Liverpool didn’t have to wait long to restore their lead. Five minutes before the break, Andre Wisdom – making his competitive debut at right-back – rose majestically to meet a Nuri Sahin corner and aimed a powerful header into the bottom right hand corner.
There looked to be even more goals in the game, and so it proved. Young Boys started the second period in a more aggressive and purposeful fashion and Ojala levelled the scores on 53 minutes. Raul Bobadilla curled in a cross from the right hand side and the Finn headed brilliantly across Brad Jones with the ball bouncing in off the inside of the post.
Endearingly, Liverpool repeatedly pressed forward whilst continuing to look susceptible at the back. After a Liverpool set piece, Young Boys broke and Bobadilla evaded the challenge of Carragher and Suso before sliding a ball through to Gonzalo Zarate. Clean through on goal, the Argentinian dinked a beautifully executed chip over Brad Jones. For the first time in the game, Liverpool were behind.
By this time though, substitutes Fabio Borini and Jonjo Shelvey were beginning to have a growing influence on the game and Liverpool looked threatening with every attack. The inevitable equaliser came on 70 minutes when Sebastian Coates headed another Sahin corner towards goal; the ball fell perfectly to Borini who failed to get a touch, but this only served to distract Marco Wolfli and the ball bounced high into the net.
A draw would have been an acceptable result in the circumstances, but Liverpool continued to go for the jugular and went ahead yet again on 76 minutes. A fast flowing move started with Borini sprinting down the left hand side, the Italian then played a great pass across the edge of the box to the impressive Jordan Henderson, he cushioned an intelligent ball back inside to Jonjo Shelvey who nudged it home from close range.
Shelvey’s cameo performance was one of the highlights of the evening and he capped a fine attacking performance from Liverpool with a classy goal on 88 minutes. After a marauding run through the centre of the park, he dropped a shoulder, drifted around Spycher and fired a powerful left footed strike past Wolfli.

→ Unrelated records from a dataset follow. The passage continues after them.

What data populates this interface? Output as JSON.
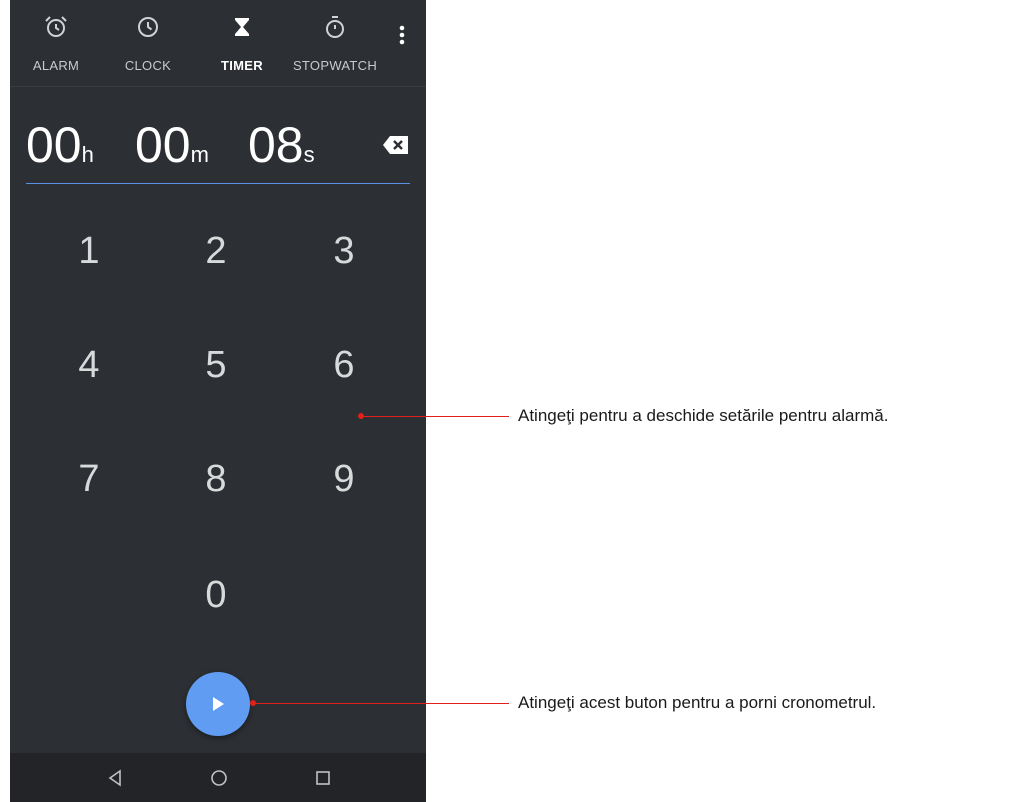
{
  "tabs": [
    {
      "label": "ALARM",
      "icon": "alarm-clock-icon"
    },
    {
      "label": "CLOCK",
      "icon": "clock-icon"
    },
    {
      "label": "TIMER",
      "icon": "hourglass-icon"
    },
    {
      "label": "STOPWATCH",
      "icon": "stopwatch-icon"
    }
  ],
  "active_tab": "TIMER",
  "timer": {
    "hours": "00",
    "hours_unit": "h",
    "minutes": "00",
    "minutes_unit": "m",
    "seconds": "08",
    "seconds_unit": "s"
  },
  "keypad": [
    "1",
    "2",
    "3",
    "4",
    "5",
    "6",
    "7",
    "8",
    "9",
    "0"
  ],
  "annotations": {
    "alarm_settings": "Atingeţi pentru a deschide setările pentru alarmă.",
    "start_button": "Atingeţi acest buton pentru a porni cronometrul."
  },
  "colors": {
    "background": "#2c2f33",
    "accent": "#5f9cf2",
    "callout": "#e0201b"
  }
}
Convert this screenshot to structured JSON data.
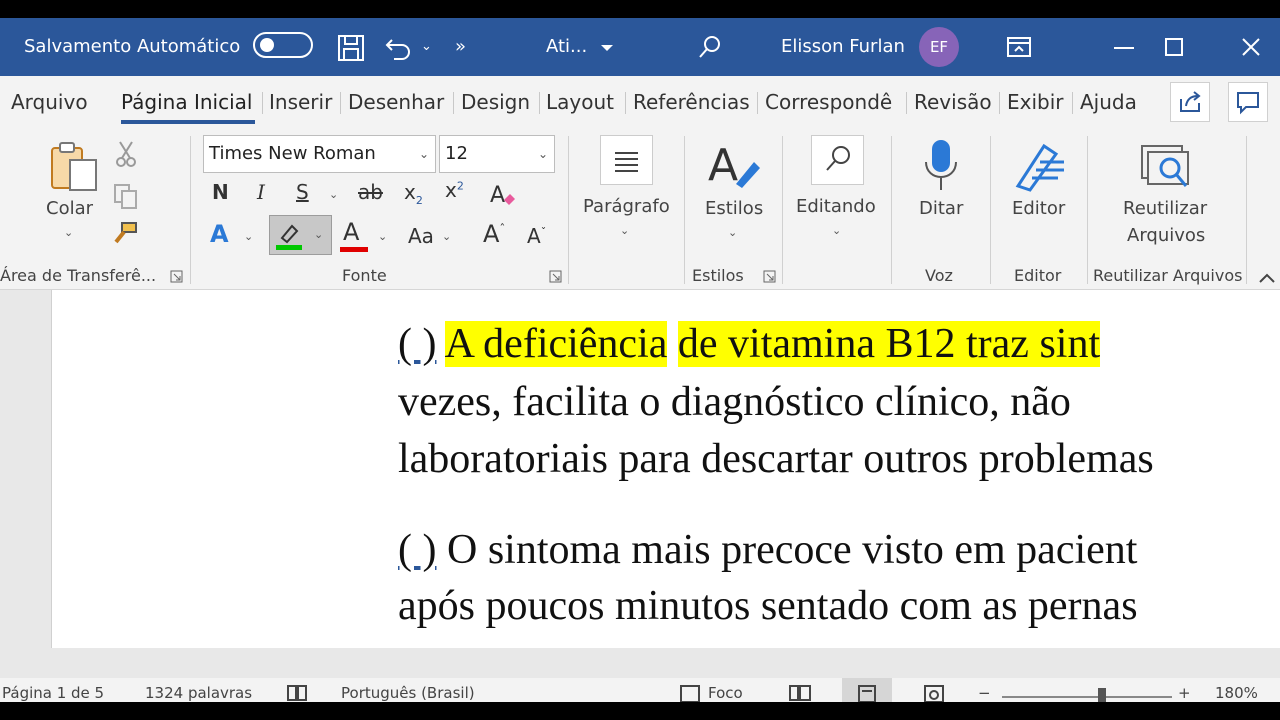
{
  "titlebar": {
    "autosave_label": "Salvamento Automático",
    "doc_title": "Ati...",
    "user_name": "Elisson Furlan",
    "user_initials": "EF"
  },
  "tabs": [
    "Arquivo",
    "Página Inicial",
    "Inserir",
    "Desenhar",
    "Design",
    "Layout",
    "Referências",
    "Correspondê",
    "Revisão",
    "Exibir",
    "Ajuda"
  ],
  "ribbon": {
    "paste_label": "Colar",
    "clipboard_group": "Área de Transferê...",
    "font_name": "Times New Roman",
    "font_size": "12",
    "font_group": "Fonte",
    "paragraph_label": "Parágrafo",
    "styles_label": "Estilos",
    "styles_group": "Estilos",
    "editing_label": "Editando",
    "dictate_label": "Ditar",
    "voice_group": "Voz",
    "editor_label": "Editor",
    "editor_group": "Editor",
    "reuse_label_1": "Reutilizar",
    "reuse_label_2": "Arquivos",
    "reuse_group": "Reutilizar Arquivos",
    "bold": "N",
    "italic": "I",
    "underline": "S",
    "strike": "ab",
    "subscript": "x",
    "superscript": "x",
    "change_case": "Aa",
    "grow_font": "A",
    "shrink_font": "A",
    "font_color": "A",
    "text_effects": "A"
  },
  "document": {
    "p1_blank": "(   )",
    "p1_hl1": "A deficiência",
    "p1_hl2": "de vitamina B12 traz sint",
    "p1_line2": "vezes,   facilita   o   diagnóstico   clínico,   não",
    "p1_line3": "laboratoriais para descartar outros problemas",
    "p2_blank": "(  )",
    "p2_line1": " O sintoma mais precoce visto em pacient",
    "p2_line2": "após  poucos  minutos  sentado  com  as  pernas"
  },
  "statusbar": {
    "page": "Página 1 de 5",
    "words": "1324 palavras",
    "language": "Português (Brasil)",
    "focus": "Foco",
    "zoom": "180%"
  },
  "colors": {
    "title_blue": "#2b579a",
    "highlight": "#ffff00",
    "highlight_bar": "#00c800",
    "font_color_bar": "#e00000"
  }
}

In many ways, Liverpool’s performance was befitting of a young team. It contained bags of enthusiasm, energy and an attacking verve that was thrilling to watch at times. A dose of defensive naivety made it a difficult evening but it should be noted that Liverpool’s rearguard (with the exception of Wisdom) was their most experienced area of the pitch, so generally speaking, Rodgers will be concerned about the team’s ongoing defensive frailty.

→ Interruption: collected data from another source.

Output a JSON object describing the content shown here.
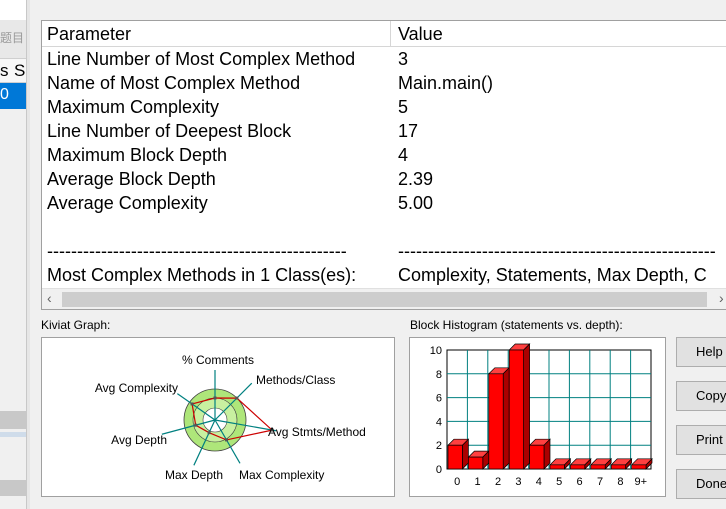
{
  "left_panel": {
    "label_cn": "题目",
    "tabs": [
      "s",
      "S"
    ],
    "selected_row": "0"
  },
  "table": {
    "columns": [
      "Parameter",
      "Value"
    ],
    "rows": [
      {
        "parameter": "Line Number of Most Complex Method",
        "value": "3"
      },
      {
        "parameter": "Name of Most Complex Method",
        "value": "Main.main()"
      },
      {
        "parameter": "Maximum Complexity",
        "value": "5"
      },
      {
        "parameter": "Line Number of Deepest Block",
        "value": "17"
      },
      {
        "parameter": "Maximum Block Depth",
        "value": "4"
      },
      {
        "parameter": "Average Block Depth",
        "value": "2.39"
      },
      {
        "parameter": "Average Complexity",
        "value": "5.00"
      },
      {
        "parameter": "",
        "value": ""
      },
      {
        "parameter": "--------------------------------------------------",
        "value": "-----------------------------------------------------"
      },
      {
        "parameter": "Most Complex Methods in 1 Class(es):",
        "value": "Complexity, Statements, Max Depth, C"
      }
    ]
  },
  "kiviat": {
    "label": "Kiviat Graph:",
    "axes": [
      "% Comments",
      "Methods/Class",
      "Avg Stmts/Method",
      "Max Complexity",
      "Max Depth",
      "Avg Depth",
      "Avg Complexity"
    ],
    "colors": {
      "band": "#aee67a",
      "inner": "#ffffff",
      "poly": "#cc0000",
      "axis": "#008080"
    }
  },
  "histogram": {
    "label": "Block Histogram (statements vs. depth):",
    "y_ticks": [
      "10",
      "8",
      "6",
      "4",
      "2",
      "0"
    ],
    "x_ticks": [
      "0",
      "1",
      "2",
      "3",
      "4",
      "5",
      "6",
      "7",
      "8",
      "9+"
    ]
  },
  "chart_data": {
    "type": "bar",
    "title": "Block Histogram (statements vs. depth):",
    "categories": [
      "0",
      "1",
      "2",
      "3",
      "4",
      "5",
      "6",
      "7",
      "8",
      "9+"
    ],
    "values": [
      2,
      1,
      8,
      10,
      2,
      0,
      0,
      0,
      0,
      0
    ],
    "ylim": [
      0,
      10
    ],
    "bar_color": "#ff0000"
  },
  "buttons": {
    "help": "Help",
    "copy": "Copy",
    "print": "Print",
    "done": "Done"
  }
}
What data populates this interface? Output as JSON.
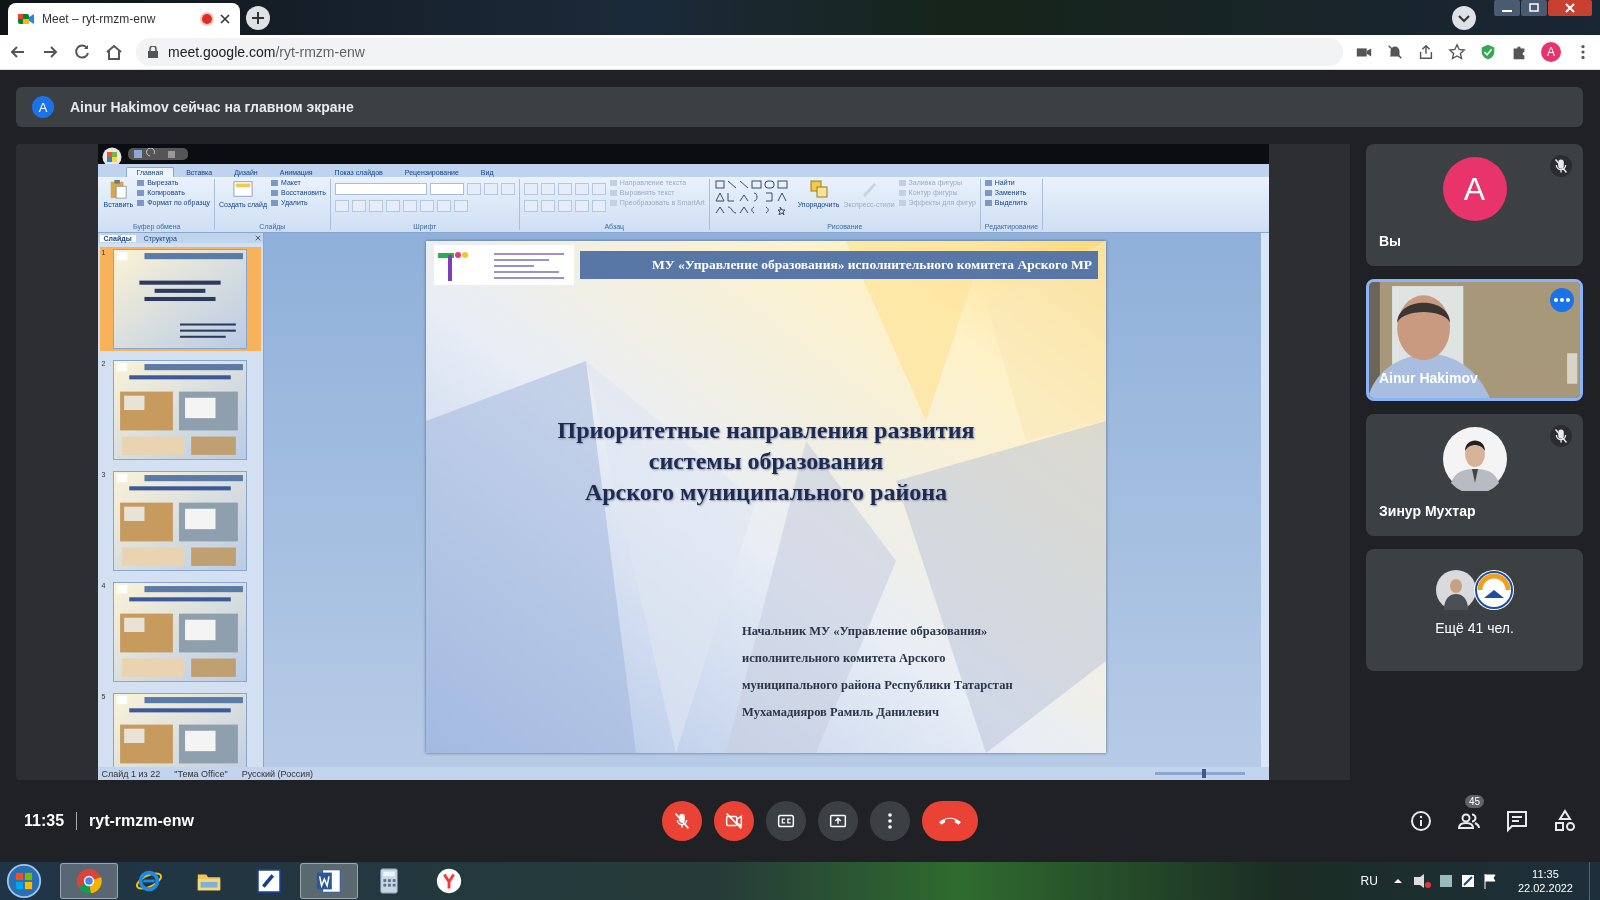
{
  "browser": {
    "tab": {
      "title": "Meet – ryt-rmzm-enw",
      "recording": true
    },
    "url": {
      "host": "meet.google.com",
      "path": "/ryt-rmzm-enw"
    },
    "profile_initial": "A"
  },
  "banner": {
    "initial": "A",
    "text": "Ainur Hakimov сейчас на главном экране"
  },
  "presentation": {
    "ribbon_tabs": [
      {
        "label": "Главная",
        "selected": true
      },
      {
        "label": "Вставка",
        "selected": false
      },
      {
        "label": "Дизайн",
        "selected": false
      },
      {
        "label": "Анимация",
        "selected": false
      },
      {
        "label": "Показ слайдов",
        "selected": false
      },
      {
        "label": "Рецензирование",
        "selected": false
      },
      {
        "label": "Вид",
        "selected": false
      }
    ],
    "groups": [
      {
        "kind": "clipboard",
        "label": "Буфер обмена",
        "big": "Вставить",
        "items": [
          {
            "label": "Вырезать",
            "disabled": false
          },
          {
            "label": "Копировать",
            "disabled": false
          },
          {
            "label": "Формат по образцу",
            "disabled": false
          }
        ]
      },
      {
        "kind": "slides",
        "label": "Слайды",
        "big": "Создать слайд",
        "items": [
          {
            "label": "Макет",
            "disabled": false
          },
          {
            "label": "Восстановить",
            "disabled": false
          },
          {
            "label": "Удалить",
            "disabled": false
          }
        ]
      },
      {
        "kind": "font",
        "label": "Шрифт"
      },
      {
        "kind": "paragraph",
        "label": "Абзац",
        "items": [
          {
            "label": "Направление текста",
            "disabled": true
          },
          {
            "label": "Выровнять текст",
            "disabled": true
          },
          {
            "label": "Преобразовать в SmartArt",
            "disabled": true
          }
        ]
      },
      {
        "kind": "drawing",
        "label": "Рисование",
        "big": "Упорядочить",
        "big2": "Экспресс-стили",
        "items": [
          {
            "label": "Заливка фигуры",
            "disabled": true
          },
          {
            "label": "Контур фигуры",
            "disabled": true
          },
          {
            "label": "Эффекты для фигур",
            "disabled": true
          }
        ]
      },
      {
        "kind": "editing",
        "label": "Редактирование",
        "items": [
          {
            "label": "Найти",
            "disabled": false
          },
          {
            "label": "Заменить",
            "disabled": false
          },
          {
            "label": "Выделить",
            "disabled": false
          }
        ]
      }
    ],
    "pane_tabs": [
      {
        "label": "Слайды",
        "selected": true
      },
      {
        "label": "Структура",
        "selected": false
      }
    ],
    "thumbnails": [
      {
        "number": "1",
        "selected": true,
        "kind": "title"
      },
      {
        "number": "2",
        "selected": false,
        "kind": "photos"
      },
      {
        "number": "3",
        "selected": false,
        "kind": "photos"
      },
      {
        "number": "4",
        "selected": false,
        "kind": "photos"
      },
      {
        "number": "5",
        "selected": false,
        "kind": "photos"
      }
    ],
    "slide": {
      "header": "МУ «Управление образования» исполнительного комитета Арского МР",
      "title_lines": [
        "Приоритетные направления развития",
        "системы образования",
        "Арского муниципального района"
      ],
      "author_lines": [
        "Начальник МУ «Управление образования»",
        "исполнительного комитета Арского",
        "муниципального района Республики Татарстан",
        "Мухамадияров Рамиль Данилевич"
      ]
    },
    "status": [
      "Слайд 1 из 22",
      "\"Тема Office\"",
      "Русский (Россия)"
    ],
    "zoom": {
      "level": 0.55
    }
  },
  "participants": [
    {
      "kind": "initial",
      "name": "Вы",
      "initial": "A",
      "muted": true,
      "selected": false
    },
    {
      "kind": "video",
      "name": "Ainur Hakimov",
      "muted": false,
      "selected": true
    },
    {
      "name": "Зинур Мухтар",
      "muted": true,
      "selected": false
    },
    {
      "kind": "more",
      "name": "Ещё 41 чел.",
      "muted": false,
      "selected": false
    }
  ],
  "controls": {
    "time": "11:35",
    "meeting_code": "ryt-rmzm-enw",
    "buttons": [
      {
        "kind": "mic",
        "on": false
      },
      {
        "kind": "camera",
        "on": false
      },
      {
        "kind": "captions"
      },
      {
        "kind": "present"
      },
      {
        "kind": "more"
      },
      {
        "kind": "leave"
      }
    ],
    "people_count": "45"
  },
  "taskbar": {
    "apps": [
      {
        "kind": "chrome",
        "active": true
      },
      {
        "kind": "ie",
        "active": false
      },
      {
        "kind": "folder",
        "active": false
      },
      {
        "kind": "phone",
        "active": false
      },
      {
        "kind": "word",
        "active": true
      },
      {
        "kind": "calculator",
        "active": false
      },
      {
        "kind": "yandex",
        "active": false
      }
    ],
    "language": "RU",
    "time": "11:35",
    "date": "22.02.2022"
  }
}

In terms of individual performances from the club’s youngsters and debutants, Andre Wisdom displayed a assuredness and composure beyond his tender years. Holistically speaking, the performance of Suso was disjointed but he looks to be an intelligent footballer with a lovely left foot. He had some classy moments which suggests that he will feature prominently in the forthcoming months and years.
Daniel Pacheco had a largely forgettable evening and his performance did little to suggest that his career at Anfield could in some way be resurrected. Oussama Assaidi was fairly quiet but he looks to have a tricky turn of pace and skill that could well prove to be a notable asset for Rodgers to call upon.
Man of the Match: Andre Wisdom. Apart from his goal, not only did Wisdom defend well but his distribution and ability to turn skilfully out of some difficult positions gave the impression that he has been part of the first team for several years – not bad for a 19-year-old. He was very closely followed by Jordan Henderson, who rarely gave the ball away all evening and far from sulking about his recent omission from the first team, he rolled his sleeves up and churned out a lung-busting performance in the heart of Liverpool’s midfield.